Existen diferentes tipos de sistemas de ballet, el ruso, el italiano, el francés y el danés; y entre los métodos derivados se encuentran el cubano, el estadounidense y el inglés.
Si bien el ballet existe en cuanto pieza autónoma también es frecuente que se lo intercale entre las escenas de una ópera o de una obra de teatro.

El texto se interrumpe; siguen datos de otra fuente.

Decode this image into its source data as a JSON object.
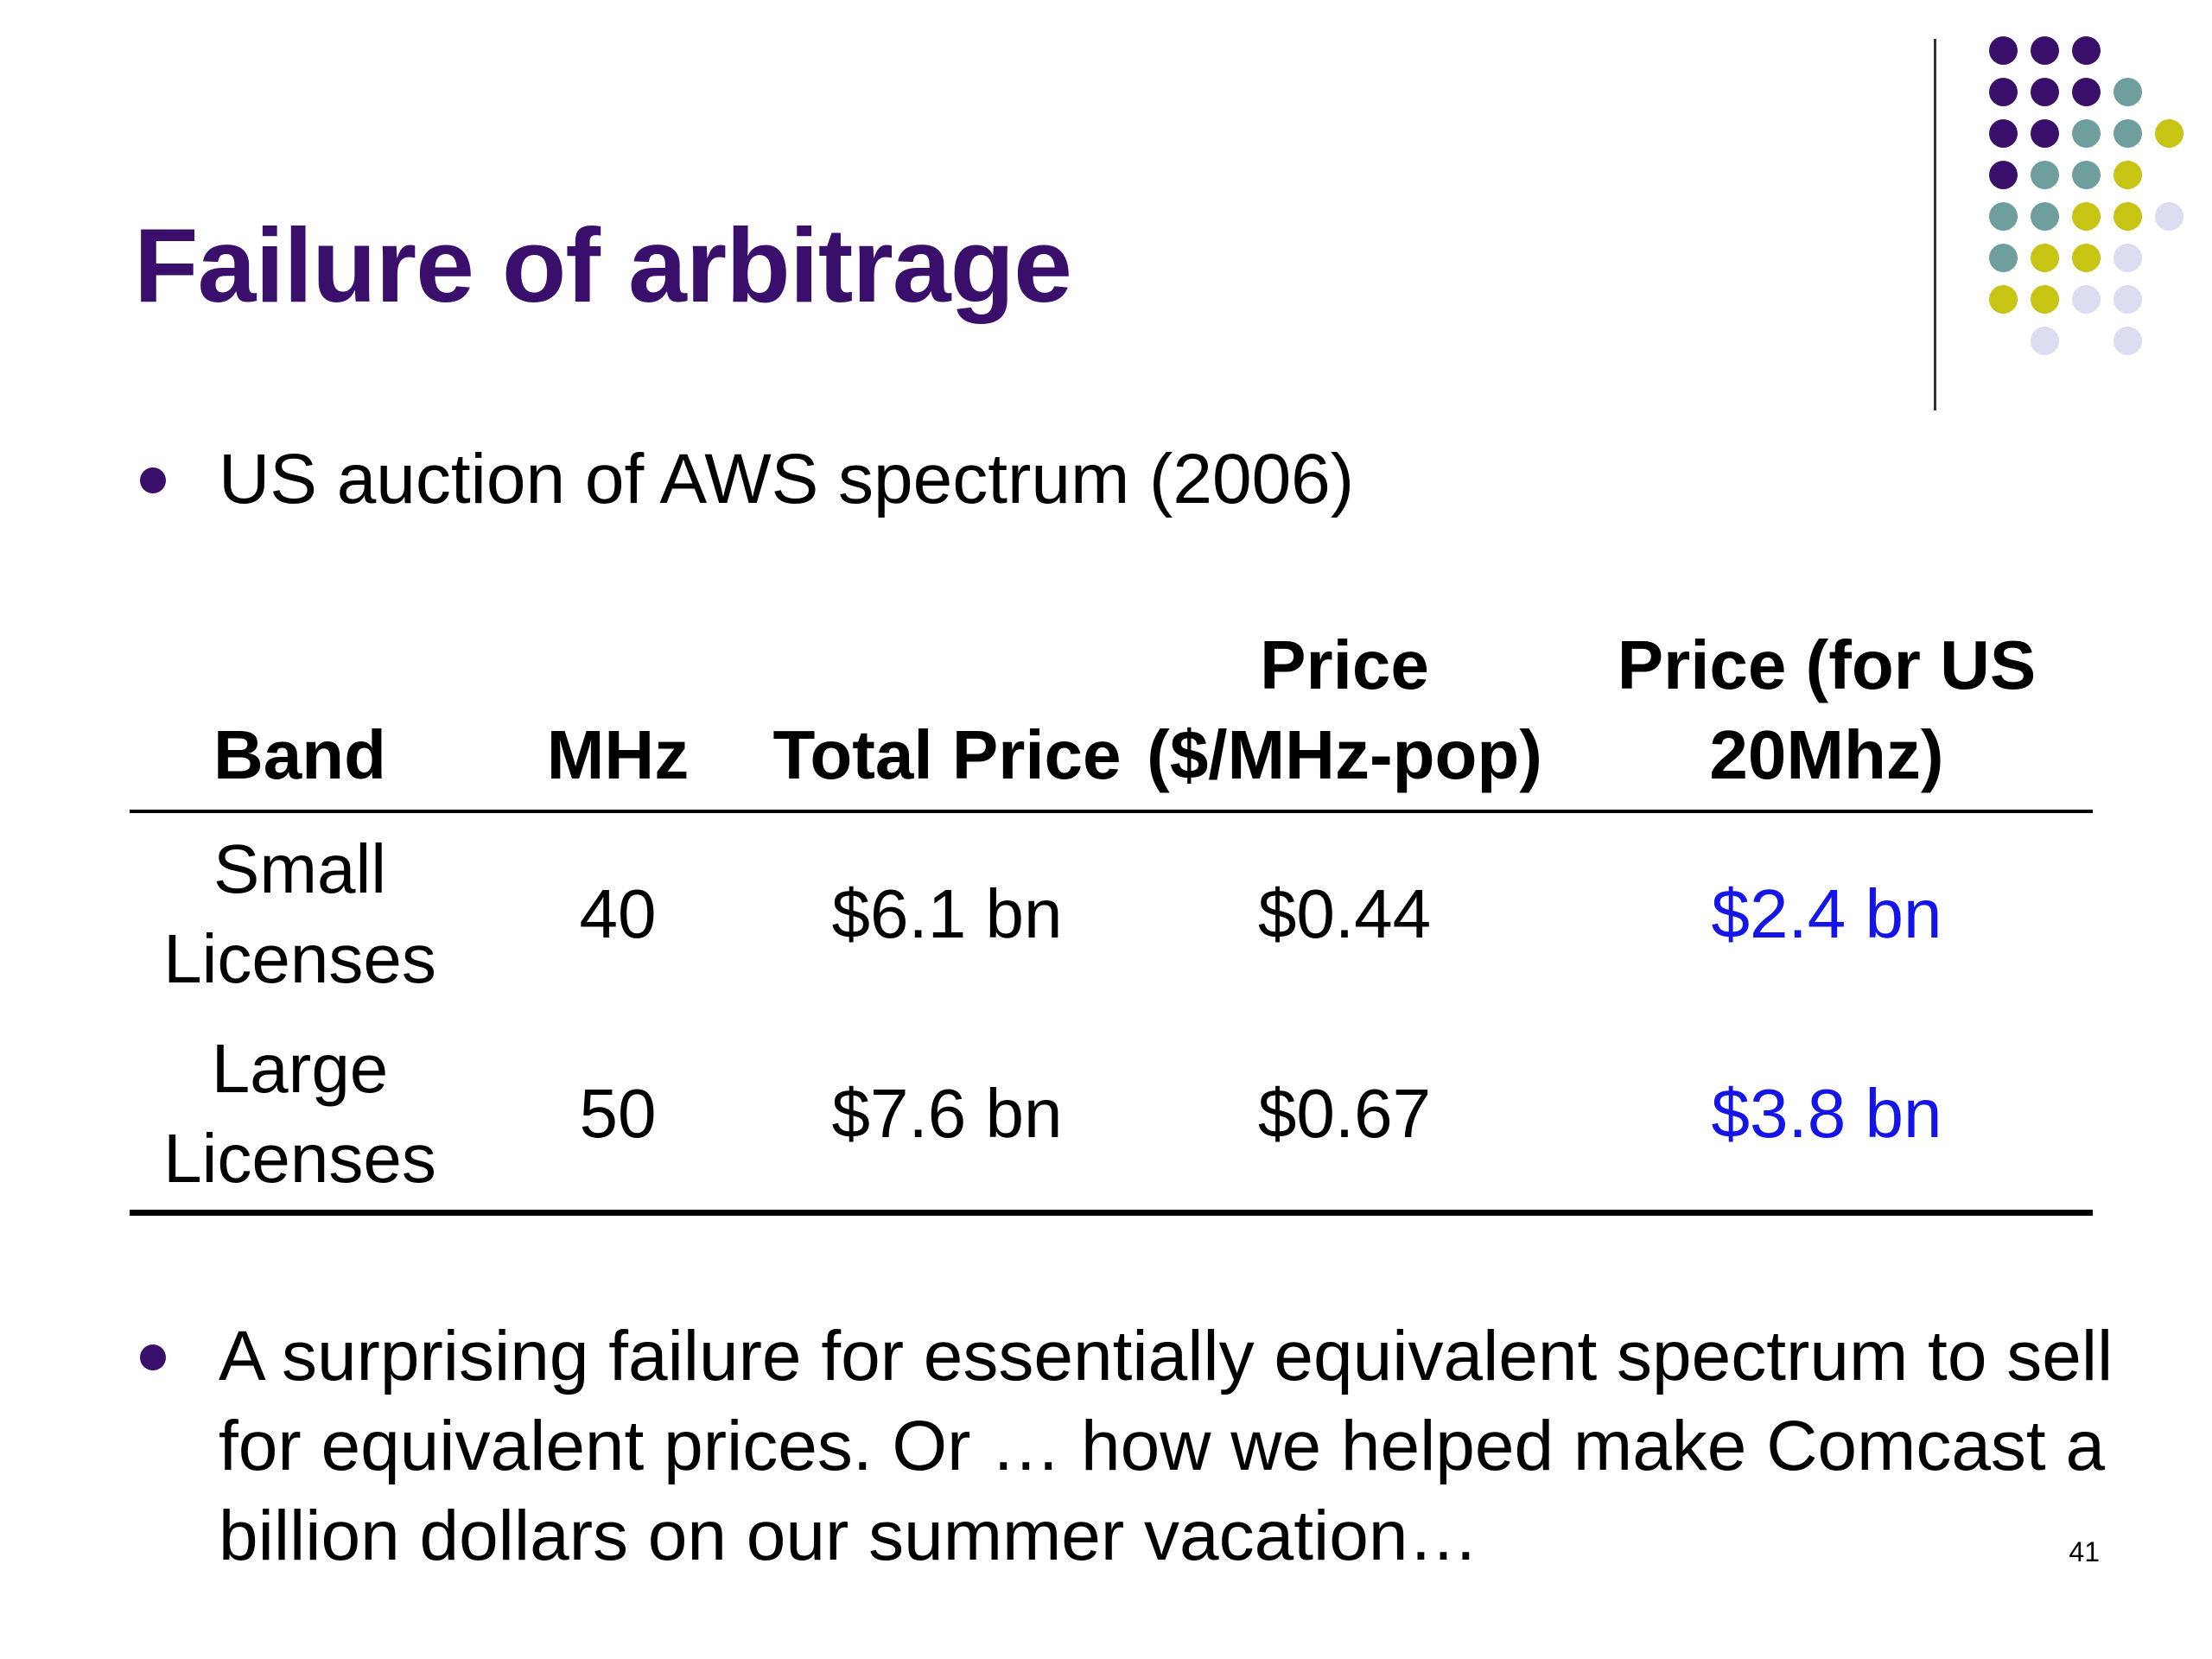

Por otra parte, la palabra también se emplea para dar cuenta de la pieza musical compuesta para que sea interpretada mediante la danza. Aqui les dejo un video de ballet

El tutú
Un tutú es parte de la indumentaria llevada por las bailarinas de danza clásica. Cuando este vestido apareció en los años 1820 no se definía como tutú; este nombre le fue dado a partir de 1881.En 1832 Marie Taglioni inmortalizó este tipo de vestidura: un corpiño ceñido y una falda ligera y vaporosa confeccionada a base de varias capas que, si es larga (casi hasta el tobillo), se llamará tutú romántico, y cuando es corta se denominará tutú a la italiana. El traje de La sílfide pasará a convertirse en el uniforme, por excelencia, de las bailarinas. Más tarde, el tutú romántico, blanco y largo, caracterizará a las bailarinas de Giselle, La bayadera, etc. Aqui dejo un link sobre La historia del tutu

Fabricación del tutú
El tutú puede estar realizado con los tejidos siguientes:
- gasa
- muselina
- organdí
- tarlatana
- tul.
Puntas
El uso de las puntas dio comienzo en el siglo XIX con el auge de los ballets románticos, siendo la genial María Taglioni quien las utilizó por primera vez. El fin que se buscaba era alcanzar el máximo refinamiento y sutileza de movimiento , tal como lo requería el romanticismo, obsesionado por seres espirituales, hadas y espectros, donde las puntas adquirían especial protagonismo. Posteriormente su uso se generalizó para todas las bailarinas y en la actualidad se utilizan para la representación de todos los ballets clásicos.
En los albores del ballet no existían las zapatillas de punta, por lo que las bailarinas rellenaban las puntas de los zapatos con algodón en rama. Estos zapatos no eran los de hormas de hoy en día, sino simples zapatillas de satén con suela delgada. Para ejecutar el nuevo trabajo de puntas, o sea, bailar sobre las puntas del pie, lo que daba la sensación de que la bailarina era tan ligera que apenas rozaba el escenario, se protegía con este tipo de algodón. El trabajo de puntas fue sin duda, la innovación más famosa del ballet romántico.
El uso de las zapatillas de punta es obligatorio aproximadamente a partir del segundo o tercer año académico, aunque puede haber variantes de acuerdo al criterio de enseñanza. Detrás del trabajo de puntas existe un gran esfuerzo físico y técnico por parte de la bailarina y un arduo entrenamiento. La sensación que se busca es la de movimientos en constante crecimiento y a lo alto, de apenas rozar el suelo , o de no hacer ruido al caer de un salto. Todo ello conforma el mundo que la bailarina clásica representa y donde las puntas son una parte clave de su fascinante belleza.
El trabajo de puntas debe comenzar gradualmente para que el alumno se acostumbre a ellas y logre la fuerza y equilibrio necesarios para ejecutar los pasos de puntas. Primero se requiere tener una base clásica elemental, con buen dominio de los ejes corporales y de coordinación. Al principio se utilizan al final de los ejercicios de barra, haciendo hincapié en los pliés relevés, y más tarde se utilizan para hacer la clase completa y ejecutar la totalidad de los movimientos en relevé utilizando las puntas.